Re: [RFC 00/12] io_uring zerocopy send

From: Pavel Begunkov
Date: Thu Dec 02 2021 - 11:26:19 EST


On 12/2/21 00:36, Willem de Bruijn wrote:
1) we pass a bvec, so no page table walks.
2) zerocopy_sg_from_iter() is just slow, adding a bvec optimised version
still doing page get/put (see 4/12) slashed 4-5%.
3) avoiding get_page/put_page in 5/12
4) completion events are posted into io_uring's CQ, so no
extra recvmsg for getting events
5) no poll(2) in the code because of io_uring
6) lot of time is spent in sock_omalloc()/free allocating ubuf_info.
io_uring caches the structures reducing it to nearly zero-overhead.

Nice set of complementary optimizations.

We have looked at adding some of those as independent additions to
msg_zerocopy before, such as long-term pinned regions. One issue with
that is that the pages must remain until the request completes,
regardless of whether the calling process is alive. So it cannot rely
on a pinned range held by a process only.

If feasible, it would be preferable if the optimizations can be added
to msg_zerocopy directly, rather than adding a dependency on io_uring
to make use of them. But not sure how feasible that is. For some, like
4 and 5, the answer is clearly it isn't. 6, it probably is?

Forgot about 6), io_uring uses the fact that submissions are
done under an per ring mutex, and completions are under a per
ring spinlock, so there are two lists for them and no extra
locking. Lists are spliced in a batched manner, so it's
1 spinlock per N (e.g. 32) cached ubuf_info's allocations.
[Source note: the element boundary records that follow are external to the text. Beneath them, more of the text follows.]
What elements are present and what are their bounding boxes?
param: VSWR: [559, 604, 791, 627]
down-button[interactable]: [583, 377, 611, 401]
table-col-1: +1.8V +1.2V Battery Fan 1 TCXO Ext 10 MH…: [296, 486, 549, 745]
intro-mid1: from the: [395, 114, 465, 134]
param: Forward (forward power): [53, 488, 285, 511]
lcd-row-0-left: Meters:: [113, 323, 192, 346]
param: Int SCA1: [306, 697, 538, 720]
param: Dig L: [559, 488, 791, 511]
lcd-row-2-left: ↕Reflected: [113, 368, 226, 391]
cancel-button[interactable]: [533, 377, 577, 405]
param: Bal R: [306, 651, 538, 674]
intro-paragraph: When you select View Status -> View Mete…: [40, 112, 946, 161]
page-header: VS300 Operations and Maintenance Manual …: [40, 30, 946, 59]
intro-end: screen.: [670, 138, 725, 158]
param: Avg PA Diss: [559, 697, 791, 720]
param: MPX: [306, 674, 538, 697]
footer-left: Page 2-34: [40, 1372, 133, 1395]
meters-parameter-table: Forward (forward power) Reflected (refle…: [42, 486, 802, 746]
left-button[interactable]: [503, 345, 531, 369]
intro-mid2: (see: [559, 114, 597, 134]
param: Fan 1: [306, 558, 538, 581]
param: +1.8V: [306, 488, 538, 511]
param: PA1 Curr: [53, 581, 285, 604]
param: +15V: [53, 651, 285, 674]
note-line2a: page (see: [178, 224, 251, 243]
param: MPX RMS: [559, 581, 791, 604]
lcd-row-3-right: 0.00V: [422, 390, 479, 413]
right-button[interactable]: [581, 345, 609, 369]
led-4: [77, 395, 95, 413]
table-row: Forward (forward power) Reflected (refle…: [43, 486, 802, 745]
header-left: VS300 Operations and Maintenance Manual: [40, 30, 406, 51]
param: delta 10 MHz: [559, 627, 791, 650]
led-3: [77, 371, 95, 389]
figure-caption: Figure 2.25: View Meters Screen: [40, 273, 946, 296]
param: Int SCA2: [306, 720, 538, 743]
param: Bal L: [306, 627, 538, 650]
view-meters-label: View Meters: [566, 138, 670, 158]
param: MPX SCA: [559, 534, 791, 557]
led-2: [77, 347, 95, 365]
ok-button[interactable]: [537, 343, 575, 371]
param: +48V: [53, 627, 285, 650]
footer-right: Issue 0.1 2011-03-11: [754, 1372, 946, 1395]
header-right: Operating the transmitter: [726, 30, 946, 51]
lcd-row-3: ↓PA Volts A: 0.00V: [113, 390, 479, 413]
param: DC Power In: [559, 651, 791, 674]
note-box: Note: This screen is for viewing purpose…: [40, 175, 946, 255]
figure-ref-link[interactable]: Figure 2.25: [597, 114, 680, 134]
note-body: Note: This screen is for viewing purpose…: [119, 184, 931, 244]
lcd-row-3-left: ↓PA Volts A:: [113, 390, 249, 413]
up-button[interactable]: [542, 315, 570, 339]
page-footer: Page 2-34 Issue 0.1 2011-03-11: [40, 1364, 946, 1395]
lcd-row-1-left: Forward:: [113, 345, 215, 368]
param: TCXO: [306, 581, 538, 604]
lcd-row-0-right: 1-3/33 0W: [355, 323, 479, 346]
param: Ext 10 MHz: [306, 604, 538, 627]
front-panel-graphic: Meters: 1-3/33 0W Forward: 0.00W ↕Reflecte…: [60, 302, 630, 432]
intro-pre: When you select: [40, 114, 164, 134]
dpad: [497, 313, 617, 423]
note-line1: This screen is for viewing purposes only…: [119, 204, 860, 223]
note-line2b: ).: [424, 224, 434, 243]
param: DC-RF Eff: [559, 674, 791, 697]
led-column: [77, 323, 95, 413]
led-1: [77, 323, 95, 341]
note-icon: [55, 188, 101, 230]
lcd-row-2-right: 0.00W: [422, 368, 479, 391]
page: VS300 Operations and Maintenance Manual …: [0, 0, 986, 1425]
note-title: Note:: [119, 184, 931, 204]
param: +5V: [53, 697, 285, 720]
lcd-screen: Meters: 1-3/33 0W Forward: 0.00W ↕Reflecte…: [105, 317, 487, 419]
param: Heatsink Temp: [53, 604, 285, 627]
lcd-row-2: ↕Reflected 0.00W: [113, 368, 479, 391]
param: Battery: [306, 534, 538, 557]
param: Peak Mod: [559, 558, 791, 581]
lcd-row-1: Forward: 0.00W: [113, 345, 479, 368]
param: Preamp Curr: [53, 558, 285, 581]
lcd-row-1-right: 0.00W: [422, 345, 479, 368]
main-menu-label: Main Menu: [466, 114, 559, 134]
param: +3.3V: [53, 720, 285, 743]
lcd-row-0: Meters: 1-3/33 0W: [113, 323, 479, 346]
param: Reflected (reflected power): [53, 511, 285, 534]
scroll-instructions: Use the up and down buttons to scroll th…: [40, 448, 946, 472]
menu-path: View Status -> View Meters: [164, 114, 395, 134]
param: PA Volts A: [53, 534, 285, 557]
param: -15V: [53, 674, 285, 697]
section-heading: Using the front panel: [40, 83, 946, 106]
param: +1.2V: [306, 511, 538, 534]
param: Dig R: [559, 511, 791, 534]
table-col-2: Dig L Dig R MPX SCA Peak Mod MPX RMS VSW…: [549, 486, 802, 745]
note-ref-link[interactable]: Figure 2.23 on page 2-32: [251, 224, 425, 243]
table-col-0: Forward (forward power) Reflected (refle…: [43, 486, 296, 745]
Any similar guarantees for sockets?

For datagrams it might matter, not sure if it would show up in a
profile. The current notification mechanism is quite a bit more
heavyweight than any form of fixed ubuf pool.

Just to give an idea what I'm seeing in profiles: while testing

3 | io_uring (@flush=false, nr_reqs=1) | 96534 | 2.03

I found that removing one extra smb_mb() per request in io_uring
gave around +0.65% of t-put (quick testing). In profiles the
function where it was dropped from 0.93% to 0.09%.

From what I see, alloc+free takes 6-10% for 64KB UDP, it may be
great to have something for MSG_ZEROCOPY, but if that adds
additional locking/atomics, honestly I'd prefer to keep it separate
from io_uring's caching.

I also hope we can optimise generic paths at some point, and the
faster it gets the more such additional locking will hurt, pretty
much how it was with the block layer.

For TCP this matters less, as multiple sends are not needed and
completions are coalesced, because in order.


--
Pavel Begunkov